La CSQ et la FAE déplorent toutes deux de voir le gouvernement libéral faire fi du « consensus » selon lequel le Québec constitue un État laïque.
Photo: Jacques Nadeau Le Devoir La CSQ et la FAE déplorent toutes deux de voir le gouvernement libéral faire fi du « consensus » selon lequel le Québec constitue un État laïque.
La Centrale des syndicats du Québec (CSQ) et la Fédération autonome de l’enseignement (FAE) invitent le gouvernement libéral à préciser les conditions d’octroi d’accommodements religieux, à défaut de quoi le projet de loi 62 s’avérera « pratiquement inutilisable » selon la CSQ.

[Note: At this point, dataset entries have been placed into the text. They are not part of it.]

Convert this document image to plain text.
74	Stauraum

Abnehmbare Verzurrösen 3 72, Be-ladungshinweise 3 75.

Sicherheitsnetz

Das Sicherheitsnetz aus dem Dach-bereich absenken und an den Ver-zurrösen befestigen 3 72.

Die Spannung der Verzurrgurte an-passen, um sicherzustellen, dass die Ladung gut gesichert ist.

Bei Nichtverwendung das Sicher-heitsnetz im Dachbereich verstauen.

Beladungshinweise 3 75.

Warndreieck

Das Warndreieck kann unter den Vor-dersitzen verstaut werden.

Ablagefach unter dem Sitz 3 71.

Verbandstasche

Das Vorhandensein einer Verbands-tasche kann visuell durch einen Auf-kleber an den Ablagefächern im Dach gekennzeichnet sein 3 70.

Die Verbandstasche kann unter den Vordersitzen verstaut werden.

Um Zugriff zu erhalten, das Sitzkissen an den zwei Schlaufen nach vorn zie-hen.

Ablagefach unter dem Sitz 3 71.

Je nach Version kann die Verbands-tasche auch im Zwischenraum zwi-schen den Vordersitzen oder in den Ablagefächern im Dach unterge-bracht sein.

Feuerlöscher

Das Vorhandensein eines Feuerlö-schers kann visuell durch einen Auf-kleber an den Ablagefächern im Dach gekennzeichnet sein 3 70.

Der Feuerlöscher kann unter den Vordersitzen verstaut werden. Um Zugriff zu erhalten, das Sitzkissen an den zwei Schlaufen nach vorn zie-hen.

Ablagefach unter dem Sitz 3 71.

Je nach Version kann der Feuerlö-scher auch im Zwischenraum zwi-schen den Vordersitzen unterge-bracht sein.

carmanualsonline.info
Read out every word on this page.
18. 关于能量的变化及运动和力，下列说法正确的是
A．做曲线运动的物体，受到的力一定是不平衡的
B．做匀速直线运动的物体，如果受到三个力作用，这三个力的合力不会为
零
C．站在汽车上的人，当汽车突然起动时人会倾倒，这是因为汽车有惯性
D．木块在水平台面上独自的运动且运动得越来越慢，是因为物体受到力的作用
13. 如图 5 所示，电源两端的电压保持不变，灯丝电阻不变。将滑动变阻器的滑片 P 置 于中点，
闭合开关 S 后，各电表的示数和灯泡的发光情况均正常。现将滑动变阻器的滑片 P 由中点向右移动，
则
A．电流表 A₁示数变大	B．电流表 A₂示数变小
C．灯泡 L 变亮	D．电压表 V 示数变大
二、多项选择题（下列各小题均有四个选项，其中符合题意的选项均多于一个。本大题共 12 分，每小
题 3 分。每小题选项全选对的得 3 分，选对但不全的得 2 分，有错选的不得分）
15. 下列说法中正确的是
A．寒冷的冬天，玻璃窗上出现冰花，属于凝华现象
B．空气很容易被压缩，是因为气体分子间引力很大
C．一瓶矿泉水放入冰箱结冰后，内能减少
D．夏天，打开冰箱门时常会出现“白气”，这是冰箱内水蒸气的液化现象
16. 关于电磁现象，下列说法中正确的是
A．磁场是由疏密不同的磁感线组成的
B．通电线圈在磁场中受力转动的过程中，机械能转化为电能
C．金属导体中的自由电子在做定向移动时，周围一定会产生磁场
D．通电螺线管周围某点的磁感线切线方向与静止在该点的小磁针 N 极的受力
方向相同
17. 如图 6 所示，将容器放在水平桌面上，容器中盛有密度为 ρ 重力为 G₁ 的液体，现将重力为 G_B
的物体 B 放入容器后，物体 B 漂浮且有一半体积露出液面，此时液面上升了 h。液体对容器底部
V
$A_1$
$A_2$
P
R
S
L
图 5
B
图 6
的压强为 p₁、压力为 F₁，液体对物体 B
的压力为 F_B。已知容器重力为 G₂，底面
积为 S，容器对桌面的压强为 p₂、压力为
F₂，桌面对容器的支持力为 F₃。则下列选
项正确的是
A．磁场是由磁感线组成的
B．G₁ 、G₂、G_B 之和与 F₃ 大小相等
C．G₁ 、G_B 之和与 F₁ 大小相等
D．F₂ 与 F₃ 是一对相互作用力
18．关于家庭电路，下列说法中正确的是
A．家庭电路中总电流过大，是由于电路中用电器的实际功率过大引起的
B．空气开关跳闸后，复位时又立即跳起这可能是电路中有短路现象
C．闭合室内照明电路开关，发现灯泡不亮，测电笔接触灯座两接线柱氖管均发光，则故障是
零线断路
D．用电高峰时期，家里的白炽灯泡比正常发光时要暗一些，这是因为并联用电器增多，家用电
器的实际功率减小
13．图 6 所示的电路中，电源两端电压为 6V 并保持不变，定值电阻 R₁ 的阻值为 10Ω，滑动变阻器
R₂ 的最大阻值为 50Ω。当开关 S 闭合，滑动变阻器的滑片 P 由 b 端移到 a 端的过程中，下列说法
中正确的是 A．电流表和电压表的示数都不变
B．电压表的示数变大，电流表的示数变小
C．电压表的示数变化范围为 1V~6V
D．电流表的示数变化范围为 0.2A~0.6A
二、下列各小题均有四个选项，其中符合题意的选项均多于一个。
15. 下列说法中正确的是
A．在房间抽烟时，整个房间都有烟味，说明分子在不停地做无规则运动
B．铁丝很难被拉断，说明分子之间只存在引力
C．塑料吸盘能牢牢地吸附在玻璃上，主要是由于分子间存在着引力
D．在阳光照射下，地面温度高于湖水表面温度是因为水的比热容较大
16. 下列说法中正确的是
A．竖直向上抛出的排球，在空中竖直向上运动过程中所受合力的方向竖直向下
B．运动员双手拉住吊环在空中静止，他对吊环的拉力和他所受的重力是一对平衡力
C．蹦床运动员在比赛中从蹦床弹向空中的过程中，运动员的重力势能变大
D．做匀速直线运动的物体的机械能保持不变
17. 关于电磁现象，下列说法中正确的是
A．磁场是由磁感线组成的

La présidente Louise Chabot recommandera à la ministre de la Justice, Stéphanie Vallée, de charger les ministères et les organismes d’« établir des politiques claires de mise en oeuvre des dispositions prévues à la loi », a appris Le Devoir à la veille de la reprise de la consultation publique sur le projet de loi sur la neutralité religieuse de l’État mardi. « Il est important [que cette responsabilité] ne repose pas sur les seules épaules du personnel. » Le projet de loi 62 stipule qu’un « accommodement doit être raisonnable, c’est-à-dire qu’il ne doit imposer aucune contrainte excessive eu égard, entre autres, au respect des droits d’autrui, à la santé ou à la sécurité des personnes, à ses effets sur le bon fonctionnement de l’organisme ainsi qu’aux coûts qui s’y rattachent » en plus de ne pas compromettre le droit à l’égalité entre les femmes et les hommes et le principe de la neutralité religieuse de l’État.

De son côté, la FAE pressera le gouvernement de fournir des « guides d’interprétation et d’application relatives aux demandes d’accommodements religieux » — y compris celles provenant d’élèves —, ainsi que la mise sur pied d’un service-conseil en la matière pour les employés de l’État.

D’autre part, la CSQ et la FAE déplorent toutes deux de voir le gouvernement libéral faire fi du « consensus » selon lequel le Québec constitue un État laïque, en refusant d’enchâsser les principes de laïcité de l’État dans la Charte des droits et libertés de la personne et de retirer le crucifix de la salle de l’Assemblée nationale.

En revanche, la FAE salue la « position d’ouverture » de Mme Vallée, qui s’est abstenue de donner suite à la recommandation du rapport de la commission Bouchard-Taylor (2008) d’interdire aux employés de l’État en position d’autorité d’arborer un signe religieux. « Nous croyons que les libertés individuelles de croyance et de religion ne doivent pas être indûment restreintes. »
1 commentaire
  • Patrick Daganaud - Abonné 25 octobre 2016 06 h 23

    LE CŒUR DU PROBLÈME

    La CSQ et la FAE le cernent bien

    - quand elles déplorent que le gouvernement libéral fasse fi du consensus selon lequel le Québec constitue un État laïque.

    - Quand le gouvernement libéral refuse d’enchâsser les principes de laïcité de l’État dans la Charte des droits et libertés de la personne.

    Cela est et sera la cause de toutes les débandades et de toutes les errances.